- Talks may lead to asset swaps, joint ventures, co-investments
- Discussions restarted this year after earlier talks fell apart
Vodafone Group Plc and Liberty Global Plchave resumed talks about possible asset swaps in Europe after scrapping deliberations involving some of their biggest markets last year, according to people with knowledge of the matter.
The talks -- which include asset swaps and co-investments in several European countries -- restarted since the beginning of the year, said the people, who asked not to be named since the discussions are private. The deliberations, which don’t include discussions about a full merger, are at an early stage and may not lead to a deal, they said.
Vodafone shares climbed as much as 3.4 percent in London, erasing earlier losses. They gained 2.1 percent to 230.10 pence at 12:09 p.m.
A spokesman for Vodafone declined to comment. A representative for Liberty didn’t have an immediate comment.
The Netherlands, where Vodafone operates a mobile business and Liberty owns cable TV assets, will be a focus of the talks, one of the people said. Liberty is interested in expanding in the country and may make an offer for Deutsche Telekom AG’slocal mobile unit if the negotiations with Vodafone don’t lead to an agreement, the person said.
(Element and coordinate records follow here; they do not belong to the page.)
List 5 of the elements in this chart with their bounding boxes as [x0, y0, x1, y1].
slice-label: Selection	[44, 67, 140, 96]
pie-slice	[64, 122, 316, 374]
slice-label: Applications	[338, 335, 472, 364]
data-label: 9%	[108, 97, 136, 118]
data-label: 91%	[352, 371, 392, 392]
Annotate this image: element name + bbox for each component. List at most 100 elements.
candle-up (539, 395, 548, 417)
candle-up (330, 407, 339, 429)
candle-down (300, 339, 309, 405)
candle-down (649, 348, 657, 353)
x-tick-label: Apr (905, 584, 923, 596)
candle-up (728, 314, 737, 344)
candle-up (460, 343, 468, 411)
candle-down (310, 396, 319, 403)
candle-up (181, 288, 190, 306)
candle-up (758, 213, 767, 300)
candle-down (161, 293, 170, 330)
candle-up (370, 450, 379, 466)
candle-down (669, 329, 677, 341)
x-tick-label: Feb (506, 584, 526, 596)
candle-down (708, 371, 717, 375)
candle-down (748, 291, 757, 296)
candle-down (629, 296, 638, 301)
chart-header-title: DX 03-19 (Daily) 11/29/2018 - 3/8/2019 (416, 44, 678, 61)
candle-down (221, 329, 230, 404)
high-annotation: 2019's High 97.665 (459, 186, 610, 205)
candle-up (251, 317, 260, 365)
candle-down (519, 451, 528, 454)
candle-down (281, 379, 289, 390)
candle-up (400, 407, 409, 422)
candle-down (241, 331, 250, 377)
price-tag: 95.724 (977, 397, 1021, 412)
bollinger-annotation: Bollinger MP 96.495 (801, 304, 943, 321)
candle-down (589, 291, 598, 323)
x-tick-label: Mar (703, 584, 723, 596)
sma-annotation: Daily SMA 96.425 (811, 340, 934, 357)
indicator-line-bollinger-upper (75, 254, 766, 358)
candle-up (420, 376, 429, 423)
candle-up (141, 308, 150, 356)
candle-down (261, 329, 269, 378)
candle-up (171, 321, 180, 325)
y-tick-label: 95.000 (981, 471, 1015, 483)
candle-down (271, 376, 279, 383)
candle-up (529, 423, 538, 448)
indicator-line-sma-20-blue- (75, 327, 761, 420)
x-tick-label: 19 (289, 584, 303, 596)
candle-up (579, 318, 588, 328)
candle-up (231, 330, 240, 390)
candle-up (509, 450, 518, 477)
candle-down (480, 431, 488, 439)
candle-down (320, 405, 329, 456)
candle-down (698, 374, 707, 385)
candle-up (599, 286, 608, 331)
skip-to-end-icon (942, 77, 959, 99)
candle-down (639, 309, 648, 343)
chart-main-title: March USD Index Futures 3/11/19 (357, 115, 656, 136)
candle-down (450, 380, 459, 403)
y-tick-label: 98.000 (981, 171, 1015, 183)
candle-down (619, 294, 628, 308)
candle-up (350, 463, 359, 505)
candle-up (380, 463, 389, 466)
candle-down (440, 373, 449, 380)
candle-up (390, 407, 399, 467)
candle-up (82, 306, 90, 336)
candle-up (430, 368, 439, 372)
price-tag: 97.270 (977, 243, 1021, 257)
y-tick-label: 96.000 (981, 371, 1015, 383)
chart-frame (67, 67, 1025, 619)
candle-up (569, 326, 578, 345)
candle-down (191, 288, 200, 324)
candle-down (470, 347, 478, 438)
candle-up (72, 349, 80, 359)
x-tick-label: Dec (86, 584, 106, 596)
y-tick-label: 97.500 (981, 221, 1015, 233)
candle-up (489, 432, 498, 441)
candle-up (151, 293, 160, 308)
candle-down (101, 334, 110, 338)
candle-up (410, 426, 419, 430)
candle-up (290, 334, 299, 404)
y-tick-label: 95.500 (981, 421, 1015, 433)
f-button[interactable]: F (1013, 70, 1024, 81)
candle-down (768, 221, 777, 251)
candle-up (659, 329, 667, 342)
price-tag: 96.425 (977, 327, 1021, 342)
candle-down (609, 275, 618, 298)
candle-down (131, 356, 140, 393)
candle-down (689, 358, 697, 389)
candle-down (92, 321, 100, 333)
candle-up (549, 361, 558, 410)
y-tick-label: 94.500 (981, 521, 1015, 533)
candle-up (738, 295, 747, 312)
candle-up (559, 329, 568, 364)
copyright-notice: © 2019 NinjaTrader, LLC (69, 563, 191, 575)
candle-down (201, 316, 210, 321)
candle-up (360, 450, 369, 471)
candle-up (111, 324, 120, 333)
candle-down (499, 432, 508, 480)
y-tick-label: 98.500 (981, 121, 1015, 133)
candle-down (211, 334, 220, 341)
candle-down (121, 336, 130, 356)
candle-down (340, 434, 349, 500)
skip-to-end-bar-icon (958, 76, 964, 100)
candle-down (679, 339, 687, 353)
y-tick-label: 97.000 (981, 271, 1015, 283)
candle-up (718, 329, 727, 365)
Previous talks between Vodafone and Liberty ended in September after the companies couldn’t agree on the value of U.K. and German operations, two of the largest markets for both, a person familiar with the matter said at the time. Cable TV billionaire John Malone, Liberty’s chairman, has said that while the companies’ assets would fit well together in Europe, philosophical differences on dividends and expansion will make a combination difficult.
Liberty Global and Vodafone together have more than $80 billion in annual revenue and about $115 billion in combined market capitalization.
An asset swap or other collaboration could give Vodafone an opportunity to gain pay-TV and broadband businesses as it seeks to reduce its reliance on a wireless business that has suffered from a fierce price war in Europe. For Liberty Global, a deal with Vodafone would deepen a shift in strategy at a media company that until recently has shied away from owning wireless networks.